University: University of St Andrews

Sector(s): Food & Drink, Chemical, Healthcare & Pharmaceuticals, Life Sciences, Materials

About Opportunity:

The most prominent high security holographic anti-counterfeiting techniques include dot-matrix holograms and electron beam defined holograms. Dot-matrix holograms employ a grating array (with feature size in the range of 10um) to produce a holographic image. Electron beam defined holograms are a more secure, efficient, but expensive alternative. Their features have sub-wavelength scales (<0.1um) and they can engineer light more precisely to form superior holographic images.

Electron beam hologram features include: excellent security, extreme difficulty to copy, ease of verification, excellent holographic images, hidden images, and kinematic text.
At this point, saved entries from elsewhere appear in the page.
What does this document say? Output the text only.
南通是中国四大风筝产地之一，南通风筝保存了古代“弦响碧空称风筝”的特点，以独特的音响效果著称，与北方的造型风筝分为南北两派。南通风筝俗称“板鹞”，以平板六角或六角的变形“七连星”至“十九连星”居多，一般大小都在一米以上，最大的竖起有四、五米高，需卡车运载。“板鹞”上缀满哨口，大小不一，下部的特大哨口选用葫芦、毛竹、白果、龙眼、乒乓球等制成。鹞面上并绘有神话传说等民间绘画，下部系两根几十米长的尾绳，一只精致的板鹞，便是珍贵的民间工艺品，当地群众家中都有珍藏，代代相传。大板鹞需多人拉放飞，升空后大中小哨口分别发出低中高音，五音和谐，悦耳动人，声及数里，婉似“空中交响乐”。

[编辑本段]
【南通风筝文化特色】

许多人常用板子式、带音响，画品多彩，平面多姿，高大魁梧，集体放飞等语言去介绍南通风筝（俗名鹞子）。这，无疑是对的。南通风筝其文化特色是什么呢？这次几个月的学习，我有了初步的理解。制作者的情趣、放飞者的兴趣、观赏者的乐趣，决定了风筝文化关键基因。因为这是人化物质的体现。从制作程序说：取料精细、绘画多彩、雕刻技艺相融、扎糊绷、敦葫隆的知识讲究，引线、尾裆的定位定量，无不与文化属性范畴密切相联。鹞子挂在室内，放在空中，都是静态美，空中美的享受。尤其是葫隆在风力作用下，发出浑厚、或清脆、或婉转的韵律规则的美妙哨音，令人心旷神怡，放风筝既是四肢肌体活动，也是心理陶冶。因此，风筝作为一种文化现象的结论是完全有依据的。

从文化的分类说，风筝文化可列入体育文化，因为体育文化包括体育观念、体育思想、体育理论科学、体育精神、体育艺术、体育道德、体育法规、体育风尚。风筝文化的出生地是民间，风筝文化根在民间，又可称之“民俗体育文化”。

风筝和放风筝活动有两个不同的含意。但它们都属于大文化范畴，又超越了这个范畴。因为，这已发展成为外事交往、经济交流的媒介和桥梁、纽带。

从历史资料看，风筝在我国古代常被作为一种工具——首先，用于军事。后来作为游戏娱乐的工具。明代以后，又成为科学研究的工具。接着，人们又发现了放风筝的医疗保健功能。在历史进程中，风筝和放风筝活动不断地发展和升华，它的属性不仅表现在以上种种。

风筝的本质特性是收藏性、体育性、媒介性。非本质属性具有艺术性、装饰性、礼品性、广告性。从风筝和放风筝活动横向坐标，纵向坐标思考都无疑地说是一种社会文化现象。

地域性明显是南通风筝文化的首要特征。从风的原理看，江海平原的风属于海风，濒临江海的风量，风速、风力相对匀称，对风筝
We propose an anti-counterfeiting hologram based on electron beam lithography, which only gives a clear holographic image when conformed to a particular surface profile, and illuminated with a particular circular polarisation. Our design operates in reflection or transmission, and can be viewed on a screen, CCD, or directly by the human eye. The holograms are comprised of sub-wavelength features (~200 nm), where the de-phasing profile is encoded by altering the geometric properties of each feature. If the hologram is not given a pre-designed shape, it would produce a strongly distorted holographic image (e.g. of text, picture, QR/bar code).

Key Benefits:

  • A security hologram capable of being applied to a range of substrates and shapes
  • The hologram only gives a clear image when conformed to a particular surface topology
  • The image can be polarisation dependent
  • The holographic image is viewed with a laser either on a screeen, CCD or directly with the human eye, in transmission or reflection
  • The holograms are extraordinarily difficult to counterfeit


  • Our device can be incorporated into flexible supports (e.g. banknotes and documents) or applied to shaped objects such as embossed or curved bottles (e.g. medical bottles, or bottles with high value contents). The reading and/or validation of the holograms can be integrated with standard commercial systems (e.g. cash dispensing machines) or tailored to specific end-user applications (e.g. via ad-hoc sourcing and detecting sub-systems).
  • A security hologram for high value items such as banknotes, identification documents, spirits, perfumes and medications

IP Status:

The University filed UK Patent Application no 1719588.4 on 24 November 2017 covering this technology.

We are seeking a partner to fund and co-develop applications and uses of the technology, with a view to out-licensing the IP to users.